According to the latest report from Global Energy Monitor and its partners, global coal capacity increased by 2% in 2023. China was responsible for two-thirds of this growth, marking a significant contribution, while a slight increase was also noted in other parts of the world for the first time since 2019, as detailed in the annual survey of the global coal fleet.
The report highlights South Africa as a critical example due to its substantial dependence on coal, which makes up approximately 80% of its energy mix.
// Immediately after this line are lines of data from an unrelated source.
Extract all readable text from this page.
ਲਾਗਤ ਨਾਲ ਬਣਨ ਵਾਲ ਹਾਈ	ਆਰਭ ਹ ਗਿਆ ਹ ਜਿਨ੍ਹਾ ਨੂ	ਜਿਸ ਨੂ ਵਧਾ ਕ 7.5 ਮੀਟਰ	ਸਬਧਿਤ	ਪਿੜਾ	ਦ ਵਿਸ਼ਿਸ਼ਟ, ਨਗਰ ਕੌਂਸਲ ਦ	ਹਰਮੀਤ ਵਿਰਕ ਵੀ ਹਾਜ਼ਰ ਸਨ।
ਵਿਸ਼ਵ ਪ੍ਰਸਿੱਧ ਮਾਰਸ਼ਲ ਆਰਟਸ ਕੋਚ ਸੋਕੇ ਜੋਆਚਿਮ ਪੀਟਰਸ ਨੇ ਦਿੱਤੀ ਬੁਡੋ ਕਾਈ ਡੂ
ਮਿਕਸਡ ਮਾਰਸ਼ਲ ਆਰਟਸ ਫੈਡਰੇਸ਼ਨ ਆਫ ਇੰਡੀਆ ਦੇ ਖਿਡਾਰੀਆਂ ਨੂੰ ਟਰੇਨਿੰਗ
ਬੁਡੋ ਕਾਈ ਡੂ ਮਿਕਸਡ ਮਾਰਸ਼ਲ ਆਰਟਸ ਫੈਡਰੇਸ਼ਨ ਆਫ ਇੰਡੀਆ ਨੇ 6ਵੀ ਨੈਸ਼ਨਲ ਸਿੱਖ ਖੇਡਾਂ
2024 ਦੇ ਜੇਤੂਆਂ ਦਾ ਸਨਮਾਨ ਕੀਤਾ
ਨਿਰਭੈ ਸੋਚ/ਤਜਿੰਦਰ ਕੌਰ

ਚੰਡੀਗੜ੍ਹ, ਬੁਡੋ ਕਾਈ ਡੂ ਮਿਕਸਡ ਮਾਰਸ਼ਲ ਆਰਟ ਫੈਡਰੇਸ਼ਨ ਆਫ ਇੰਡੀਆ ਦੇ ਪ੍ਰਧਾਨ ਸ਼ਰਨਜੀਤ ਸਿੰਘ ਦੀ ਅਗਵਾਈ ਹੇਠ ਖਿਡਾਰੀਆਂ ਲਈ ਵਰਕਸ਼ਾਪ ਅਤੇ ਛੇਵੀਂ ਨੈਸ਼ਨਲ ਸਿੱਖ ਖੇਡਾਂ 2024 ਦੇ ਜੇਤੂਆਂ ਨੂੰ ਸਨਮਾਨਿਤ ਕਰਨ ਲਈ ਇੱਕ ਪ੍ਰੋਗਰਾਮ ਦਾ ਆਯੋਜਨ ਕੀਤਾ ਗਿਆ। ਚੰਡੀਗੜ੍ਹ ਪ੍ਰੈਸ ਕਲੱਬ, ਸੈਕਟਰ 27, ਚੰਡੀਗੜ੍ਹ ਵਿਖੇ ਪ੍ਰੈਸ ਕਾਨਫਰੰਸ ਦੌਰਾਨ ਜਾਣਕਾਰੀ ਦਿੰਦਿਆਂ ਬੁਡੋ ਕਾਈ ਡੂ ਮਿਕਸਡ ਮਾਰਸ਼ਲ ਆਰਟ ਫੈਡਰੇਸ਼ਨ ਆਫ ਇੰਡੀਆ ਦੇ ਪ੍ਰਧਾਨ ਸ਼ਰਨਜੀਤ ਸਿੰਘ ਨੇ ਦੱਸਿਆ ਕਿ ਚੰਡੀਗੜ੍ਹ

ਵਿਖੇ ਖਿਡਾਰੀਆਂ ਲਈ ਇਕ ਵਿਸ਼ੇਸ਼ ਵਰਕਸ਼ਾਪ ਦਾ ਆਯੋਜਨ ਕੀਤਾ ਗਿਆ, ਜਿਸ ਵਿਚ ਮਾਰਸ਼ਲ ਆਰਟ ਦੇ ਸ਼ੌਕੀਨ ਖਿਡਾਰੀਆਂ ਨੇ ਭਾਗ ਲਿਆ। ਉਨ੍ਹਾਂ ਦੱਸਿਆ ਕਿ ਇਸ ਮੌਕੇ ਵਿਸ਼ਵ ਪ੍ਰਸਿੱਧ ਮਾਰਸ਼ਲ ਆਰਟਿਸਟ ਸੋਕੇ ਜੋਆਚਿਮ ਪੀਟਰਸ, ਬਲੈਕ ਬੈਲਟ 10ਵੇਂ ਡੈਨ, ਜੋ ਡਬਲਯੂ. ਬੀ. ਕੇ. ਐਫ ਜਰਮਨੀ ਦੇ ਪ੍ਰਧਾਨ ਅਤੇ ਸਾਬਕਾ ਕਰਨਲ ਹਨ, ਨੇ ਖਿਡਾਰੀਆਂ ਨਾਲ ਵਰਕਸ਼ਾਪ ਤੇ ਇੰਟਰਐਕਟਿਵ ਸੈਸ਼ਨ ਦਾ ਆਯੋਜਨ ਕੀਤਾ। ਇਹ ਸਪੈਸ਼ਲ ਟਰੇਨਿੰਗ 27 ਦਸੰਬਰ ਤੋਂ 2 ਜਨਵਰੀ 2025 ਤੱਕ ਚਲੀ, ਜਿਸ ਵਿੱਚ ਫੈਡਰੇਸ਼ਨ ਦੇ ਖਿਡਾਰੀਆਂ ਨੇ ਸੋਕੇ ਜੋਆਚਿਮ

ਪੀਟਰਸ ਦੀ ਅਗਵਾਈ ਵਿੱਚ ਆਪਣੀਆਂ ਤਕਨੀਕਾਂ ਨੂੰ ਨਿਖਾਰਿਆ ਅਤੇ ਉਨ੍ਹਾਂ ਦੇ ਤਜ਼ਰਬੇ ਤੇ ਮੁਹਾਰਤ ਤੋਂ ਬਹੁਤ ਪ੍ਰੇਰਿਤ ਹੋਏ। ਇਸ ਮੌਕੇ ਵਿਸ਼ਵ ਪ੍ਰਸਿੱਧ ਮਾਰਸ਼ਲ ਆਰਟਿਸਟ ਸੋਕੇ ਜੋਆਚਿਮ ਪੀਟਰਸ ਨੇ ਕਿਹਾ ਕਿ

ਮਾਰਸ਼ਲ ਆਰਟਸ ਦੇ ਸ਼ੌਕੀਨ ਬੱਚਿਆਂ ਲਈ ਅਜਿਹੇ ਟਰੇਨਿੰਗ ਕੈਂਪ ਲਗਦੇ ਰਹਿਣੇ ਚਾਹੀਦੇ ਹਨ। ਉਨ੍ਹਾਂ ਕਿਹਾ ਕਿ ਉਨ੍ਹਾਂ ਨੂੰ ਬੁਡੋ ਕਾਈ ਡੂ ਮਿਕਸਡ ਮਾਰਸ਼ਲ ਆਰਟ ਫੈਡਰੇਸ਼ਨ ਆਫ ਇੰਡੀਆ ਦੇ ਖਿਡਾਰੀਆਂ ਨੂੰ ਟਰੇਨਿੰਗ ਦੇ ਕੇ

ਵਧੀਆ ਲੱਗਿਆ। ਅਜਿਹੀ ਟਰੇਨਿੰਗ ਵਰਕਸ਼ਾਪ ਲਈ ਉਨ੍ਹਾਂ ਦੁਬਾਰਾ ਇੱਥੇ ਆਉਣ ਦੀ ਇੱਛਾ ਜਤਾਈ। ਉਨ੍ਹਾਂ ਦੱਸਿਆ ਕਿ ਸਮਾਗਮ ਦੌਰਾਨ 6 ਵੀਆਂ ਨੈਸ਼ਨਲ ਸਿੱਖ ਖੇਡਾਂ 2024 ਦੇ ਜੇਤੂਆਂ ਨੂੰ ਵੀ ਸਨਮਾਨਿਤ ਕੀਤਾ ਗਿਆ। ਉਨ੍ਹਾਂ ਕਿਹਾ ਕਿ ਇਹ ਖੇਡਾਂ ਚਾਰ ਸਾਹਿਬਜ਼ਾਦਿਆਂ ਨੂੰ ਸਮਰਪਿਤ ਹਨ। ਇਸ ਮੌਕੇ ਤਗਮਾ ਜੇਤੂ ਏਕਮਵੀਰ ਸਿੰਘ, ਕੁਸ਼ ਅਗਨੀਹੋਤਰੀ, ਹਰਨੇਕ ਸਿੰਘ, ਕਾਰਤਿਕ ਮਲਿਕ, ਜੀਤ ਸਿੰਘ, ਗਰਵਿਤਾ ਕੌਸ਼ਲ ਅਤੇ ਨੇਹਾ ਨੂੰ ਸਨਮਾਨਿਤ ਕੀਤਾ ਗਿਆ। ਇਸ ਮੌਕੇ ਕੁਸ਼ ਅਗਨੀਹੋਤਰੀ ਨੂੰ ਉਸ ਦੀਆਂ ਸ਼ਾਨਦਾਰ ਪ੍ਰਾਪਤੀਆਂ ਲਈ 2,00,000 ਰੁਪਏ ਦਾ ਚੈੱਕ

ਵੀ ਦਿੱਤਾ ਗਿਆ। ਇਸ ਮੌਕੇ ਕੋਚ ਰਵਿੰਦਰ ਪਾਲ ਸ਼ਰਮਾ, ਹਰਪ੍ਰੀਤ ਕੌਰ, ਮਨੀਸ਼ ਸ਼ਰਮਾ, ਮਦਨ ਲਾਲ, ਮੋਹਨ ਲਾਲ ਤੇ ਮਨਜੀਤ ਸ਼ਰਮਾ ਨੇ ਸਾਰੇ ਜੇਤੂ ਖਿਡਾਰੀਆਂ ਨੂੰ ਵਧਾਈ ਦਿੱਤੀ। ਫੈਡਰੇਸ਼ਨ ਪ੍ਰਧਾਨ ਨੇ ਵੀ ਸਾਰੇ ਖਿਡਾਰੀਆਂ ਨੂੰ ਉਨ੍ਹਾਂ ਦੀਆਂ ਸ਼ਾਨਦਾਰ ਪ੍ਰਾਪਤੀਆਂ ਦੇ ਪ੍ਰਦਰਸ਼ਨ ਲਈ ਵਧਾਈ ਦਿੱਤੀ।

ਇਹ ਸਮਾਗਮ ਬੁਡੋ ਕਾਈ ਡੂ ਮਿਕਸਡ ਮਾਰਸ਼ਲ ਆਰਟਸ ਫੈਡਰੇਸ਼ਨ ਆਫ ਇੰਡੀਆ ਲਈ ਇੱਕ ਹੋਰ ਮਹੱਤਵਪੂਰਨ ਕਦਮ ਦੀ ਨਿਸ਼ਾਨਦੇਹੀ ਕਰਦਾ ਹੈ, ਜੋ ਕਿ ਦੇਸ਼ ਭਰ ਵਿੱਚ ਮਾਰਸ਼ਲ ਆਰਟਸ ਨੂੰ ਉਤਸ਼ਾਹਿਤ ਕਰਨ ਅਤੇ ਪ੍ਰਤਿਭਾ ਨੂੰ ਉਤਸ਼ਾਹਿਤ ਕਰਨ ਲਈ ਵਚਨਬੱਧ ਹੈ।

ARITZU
The country’s older coal plants, many exceeding 40 years of age, present significant operational and financial challenges, leading to frequent breakdowns and interruptions in power supply.
It is most concerning that despite ongoing discussions and new commitments to phase out coal, the year 2023 saw the least amount of coal capacity retired in over a decade, indicating a slow progress in the global shift away from fossil fuels.
“Boom and Bust” is an annual survey by Global Energy Monitor (GEM) that provides an analysis of the global coal fleet, focusing on key trends in coal power capacity and its developmental stages, including planned retirements. The report draws on data from the Global Coal Plant Tracker, an essential international reference tool, to assess the status of the global phase-out of coal power and measure progress towards achieving global climate targets.
Key Points:
- Data Source and Reliability: The data for the report comes from GEM’s Global Coal Plant Tracker, a comprehensive online database updated biannually. This tracker is instrumental in mapping all known coal-fired generating units and new proposals since January 1, 2010, for units larger than 30 MW.
- Global Trends and Capacity Increases: The report highlights that global operating coal capacity grew by 2% in 2023, with a net increase of 48.4 GW — the highest since 2016 — despite 21.1 GW of coal power being retired. This resulted in a global total coal capacity of 2,130 GW.
- Regional Variations: While globally the capacity has increased, the report notes a significant geographic disparity. Additions in China have driven the recent surge in coal power capacity, contrasting with trends outside of China where more capacity has been retired than added until 2023.
- Capacity Additions and Retirements: The year saw 69.5 GW of new coal power commissioned and 21.1 GW retired, leading to a net annual increase of 48.4 GW. This was the largest net increase in capacity since 2016.
- Geographical Contributions: While China significantly boosted the global coal capacity, countries like Indonesia, India, and Vietnam also added new capacity. Conversely, the U.S. and Europe saw reduced retirements, contributing to the overall increase in coal capacity.
- Future Projections: Despite the growth in 2023, projections suggest this may be temporary. Increased retirements expected in the U.S. and Europe could reverse the recent trend. Moreover, if China adheres to its goal of closing 30 GW by 2025, the surge in coal capacity might be further mitigated.
- Implications for Climate Goals: The report cautions that the persistence of coal expansion poses risks to achieving the Paris Agreement targets. It emphasizes the need for accelerated retirement of existing coal plants and reconsideration of plans for new ones to ensure a swift transition to cleaner energy.
Future Outlook and Challenges: Despite some positive developments like 21 consecutive days without load-shedding as of April 2024, South Africa faces challenges with its coal fleet failing to meet energy availability targets. Plans for decommissioning coal plants are on hold, highlighting the ongoing dependence on coal and the challenges in transitioning to renewable energy.